Le procureur de la République de Rennes a saisi l'IGPN pour faire la lumière sur la grave blessure à l'œil d'un manifestant, survenue lors d'une manifestation contre la loi Travail. Il pourrait avoir été touché par un tir de flashball.
Ce vendredi, le procureur de la République de Rennes a saisi les services de l'Inspection générale de la police Nationale, l'IGPN, pour tenter de faire la lumière sur le déroulé des événements. La ville de Rennes n'a pas été épargnée par les violences qui ont éclaté dans plusieurs villes en France.
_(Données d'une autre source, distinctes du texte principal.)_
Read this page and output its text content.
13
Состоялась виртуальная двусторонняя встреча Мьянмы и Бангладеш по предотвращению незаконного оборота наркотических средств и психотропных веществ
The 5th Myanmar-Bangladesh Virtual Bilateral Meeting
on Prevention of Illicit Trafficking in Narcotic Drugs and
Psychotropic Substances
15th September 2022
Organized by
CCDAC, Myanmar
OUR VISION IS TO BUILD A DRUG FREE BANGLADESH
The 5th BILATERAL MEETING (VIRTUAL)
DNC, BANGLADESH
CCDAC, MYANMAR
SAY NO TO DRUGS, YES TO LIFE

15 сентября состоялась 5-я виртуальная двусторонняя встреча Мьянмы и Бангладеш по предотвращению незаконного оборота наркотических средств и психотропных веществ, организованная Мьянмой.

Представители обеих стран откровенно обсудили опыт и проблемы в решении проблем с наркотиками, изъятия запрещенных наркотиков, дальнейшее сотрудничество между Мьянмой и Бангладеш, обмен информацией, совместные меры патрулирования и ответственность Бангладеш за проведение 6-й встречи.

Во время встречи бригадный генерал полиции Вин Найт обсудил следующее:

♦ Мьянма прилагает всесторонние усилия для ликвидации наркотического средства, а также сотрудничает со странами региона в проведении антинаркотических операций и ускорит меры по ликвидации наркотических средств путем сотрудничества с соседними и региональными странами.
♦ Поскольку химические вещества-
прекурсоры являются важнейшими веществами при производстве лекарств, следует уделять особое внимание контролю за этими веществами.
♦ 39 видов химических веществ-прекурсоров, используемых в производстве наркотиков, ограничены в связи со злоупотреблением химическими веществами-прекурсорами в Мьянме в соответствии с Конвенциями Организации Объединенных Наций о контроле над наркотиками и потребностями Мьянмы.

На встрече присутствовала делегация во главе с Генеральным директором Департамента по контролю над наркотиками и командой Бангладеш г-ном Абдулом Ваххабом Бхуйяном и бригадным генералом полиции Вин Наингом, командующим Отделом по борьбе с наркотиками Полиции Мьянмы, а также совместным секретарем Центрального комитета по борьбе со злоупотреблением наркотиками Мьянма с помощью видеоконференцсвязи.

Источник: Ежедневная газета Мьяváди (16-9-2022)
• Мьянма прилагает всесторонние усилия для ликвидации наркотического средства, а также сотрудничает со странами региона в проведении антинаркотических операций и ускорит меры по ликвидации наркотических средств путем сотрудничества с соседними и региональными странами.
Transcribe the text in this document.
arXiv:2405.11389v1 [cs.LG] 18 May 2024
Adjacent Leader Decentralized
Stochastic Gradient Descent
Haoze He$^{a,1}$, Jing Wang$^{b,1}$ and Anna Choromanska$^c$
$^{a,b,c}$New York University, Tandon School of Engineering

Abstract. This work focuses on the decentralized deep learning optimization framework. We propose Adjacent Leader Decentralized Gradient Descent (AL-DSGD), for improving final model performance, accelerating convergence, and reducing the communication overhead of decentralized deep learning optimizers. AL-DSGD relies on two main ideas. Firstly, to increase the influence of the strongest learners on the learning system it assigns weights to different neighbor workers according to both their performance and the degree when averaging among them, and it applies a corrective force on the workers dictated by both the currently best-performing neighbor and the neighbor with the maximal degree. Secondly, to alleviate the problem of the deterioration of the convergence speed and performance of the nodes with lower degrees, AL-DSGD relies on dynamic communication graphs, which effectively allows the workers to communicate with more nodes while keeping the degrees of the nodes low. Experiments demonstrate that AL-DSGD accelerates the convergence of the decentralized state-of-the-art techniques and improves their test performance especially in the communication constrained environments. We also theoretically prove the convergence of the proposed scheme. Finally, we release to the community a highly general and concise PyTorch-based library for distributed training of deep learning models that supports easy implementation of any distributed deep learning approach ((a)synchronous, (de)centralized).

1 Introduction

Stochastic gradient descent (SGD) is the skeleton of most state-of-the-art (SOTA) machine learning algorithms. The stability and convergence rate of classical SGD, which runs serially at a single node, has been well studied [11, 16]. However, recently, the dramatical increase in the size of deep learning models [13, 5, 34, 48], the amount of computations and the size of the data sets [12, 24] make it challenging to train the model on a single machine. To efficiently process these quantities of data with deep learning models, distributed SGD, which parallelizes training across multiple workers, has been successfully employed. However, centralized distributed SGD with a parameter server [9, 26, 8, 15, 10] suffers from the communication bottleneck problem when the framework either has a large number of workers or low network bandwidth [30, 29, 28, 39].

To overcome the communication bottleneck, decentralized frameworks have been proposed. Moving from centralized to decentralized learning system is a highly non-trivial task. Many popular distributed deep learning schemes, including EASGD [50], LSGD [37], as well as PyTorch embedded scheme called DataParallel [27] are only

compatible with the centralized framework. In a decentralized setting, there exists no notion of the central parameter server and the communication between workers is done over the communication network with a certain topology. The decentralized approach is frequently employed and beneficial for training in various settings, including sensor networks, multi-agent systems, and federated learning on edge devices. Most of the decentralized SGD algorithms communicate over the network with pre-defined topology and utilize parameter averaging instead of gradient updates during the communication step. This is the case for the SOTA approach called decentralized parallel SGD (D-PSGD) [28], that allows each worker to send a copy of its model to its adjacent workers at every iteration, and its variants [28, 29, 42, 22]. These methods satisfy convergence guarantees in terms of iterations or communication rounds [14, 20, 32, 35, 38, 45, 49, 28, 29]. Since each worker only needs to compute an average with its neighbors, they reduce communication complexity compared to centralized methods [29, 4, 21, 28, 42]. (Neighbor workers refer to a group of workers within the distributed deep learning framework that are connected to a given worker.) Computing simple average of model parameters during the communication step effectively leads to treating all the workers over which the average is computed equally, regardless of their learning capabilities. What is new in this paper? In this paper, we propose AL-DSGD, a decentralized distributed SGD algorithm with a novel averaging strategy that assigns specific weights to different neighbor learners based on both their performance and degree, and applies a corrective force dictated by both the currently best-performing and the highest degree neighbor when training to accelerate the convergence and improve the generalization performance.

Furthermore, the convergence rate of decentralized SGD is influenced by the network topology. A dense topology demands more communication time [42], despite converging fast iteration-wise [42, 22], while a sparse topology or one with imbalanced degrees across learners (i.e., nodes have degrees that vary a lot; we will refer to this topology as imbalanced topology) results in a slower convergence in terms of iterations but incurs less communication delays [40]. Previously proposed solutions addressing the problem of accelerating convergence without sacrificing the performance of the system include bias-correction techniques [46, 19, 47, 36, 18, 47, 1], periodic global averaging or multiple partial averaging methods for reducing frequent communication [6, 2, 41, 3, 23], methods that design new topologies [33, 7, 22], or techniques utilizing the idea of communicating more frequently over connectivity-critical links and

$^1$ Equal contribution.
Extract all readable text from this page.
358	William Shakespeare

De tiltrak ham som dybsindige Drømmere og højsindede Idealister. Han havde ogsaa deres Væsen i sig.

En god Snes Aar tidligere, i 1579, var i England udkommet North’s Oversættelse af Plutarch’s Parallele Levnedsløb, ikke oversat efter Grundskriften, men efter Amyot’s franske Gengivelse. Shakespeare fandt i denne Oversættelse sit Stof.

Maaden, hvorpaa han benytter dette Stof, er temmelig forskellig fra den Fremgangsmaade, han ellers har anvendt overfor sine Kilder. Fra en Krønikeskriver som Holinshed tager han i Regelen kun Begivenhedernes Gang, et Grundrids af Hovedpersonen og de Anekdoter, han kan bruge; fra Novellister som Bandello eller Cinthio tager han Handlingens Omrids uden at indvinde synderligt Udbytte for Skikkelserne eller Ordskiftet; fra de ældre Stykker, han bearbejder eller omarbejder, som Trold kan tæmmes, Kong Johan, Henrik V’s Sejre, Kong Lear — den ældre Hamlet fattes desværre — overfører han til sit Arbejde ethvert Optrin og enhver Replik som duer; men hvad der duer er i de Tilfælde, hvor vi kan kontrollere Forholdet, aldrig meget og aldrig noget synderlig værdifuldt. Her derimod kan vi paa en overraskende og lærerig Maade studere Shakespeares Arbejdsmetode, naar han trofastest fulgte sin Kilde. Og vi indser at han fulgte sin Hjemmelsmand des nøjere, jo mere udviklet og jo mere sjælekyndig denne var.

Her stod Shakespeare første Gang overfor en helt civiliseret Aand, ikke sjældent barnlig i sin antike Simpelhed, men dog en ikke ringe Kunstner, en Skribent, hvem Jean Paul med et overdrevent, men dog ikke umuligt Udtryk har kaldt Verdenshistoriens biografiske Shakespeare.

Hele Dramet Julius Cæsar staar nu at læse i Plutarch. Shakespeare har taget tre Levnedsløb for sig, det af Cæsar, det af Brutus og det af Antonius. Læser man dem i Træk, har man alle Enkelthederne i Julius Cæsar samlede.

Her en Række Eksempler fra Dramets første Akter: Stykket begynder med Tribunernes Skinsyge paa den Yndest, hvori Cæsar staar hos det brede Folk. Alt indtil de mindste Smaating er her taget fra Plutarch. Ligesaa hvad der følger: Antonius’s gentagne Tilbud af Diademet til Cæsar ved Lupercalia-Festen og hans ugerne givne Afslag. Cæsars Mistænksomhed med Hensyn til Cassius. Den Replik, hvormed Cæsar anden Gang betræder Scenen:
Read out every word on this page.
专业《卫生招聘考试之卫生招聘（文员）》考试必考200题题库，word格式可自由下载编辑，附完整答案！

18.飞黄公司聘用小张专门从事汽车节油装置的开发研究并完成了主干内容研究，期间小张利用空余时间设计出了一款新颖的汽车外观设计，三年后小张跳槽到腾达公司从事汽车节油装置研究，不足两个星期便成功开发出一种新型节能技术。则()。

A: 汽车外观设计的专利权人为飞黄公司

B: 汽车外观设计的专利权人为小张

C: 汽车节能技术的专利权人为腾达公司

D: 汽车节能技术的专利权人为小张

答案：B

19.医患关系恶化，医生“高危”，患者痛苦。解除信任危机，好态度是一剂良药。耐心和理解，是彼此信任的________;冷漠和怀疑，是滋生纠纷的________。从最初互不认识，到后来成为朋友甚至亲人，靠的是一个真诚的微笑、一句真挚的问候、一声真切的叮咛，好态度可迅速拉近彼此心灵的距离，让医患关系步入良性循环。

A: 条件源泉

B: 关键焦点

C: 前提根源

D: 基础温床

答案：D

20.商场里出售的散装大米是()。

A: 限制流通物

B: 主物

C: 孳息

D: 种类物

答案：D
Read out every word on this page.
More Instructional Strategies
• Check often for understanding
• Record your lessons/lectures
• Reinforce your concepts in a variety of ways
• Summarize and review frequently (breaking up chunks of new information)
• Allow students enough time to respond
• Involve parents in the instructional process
Un jeune homme a fini par être conduit à l'hôpital, et il aurait perdu un œil. Interrogé par l'AFP, le procureur de Rennes a confirmé "la perte fonctionnelle, totale et irréversible, de la vision de l'œil gauche". Quant à la préfecture de police, interrogée par L'Express, elle s'est contentée de confirmer l'ouverture d'une enquête.
Dans les rangs des manifestants, en revanche, il ne fait aucun doute que le jeune Jean-François, étudiant en troisième année de licence de géographie à l'Université de Rennes 2, a bien été touché par un tir de flashball en plein œil.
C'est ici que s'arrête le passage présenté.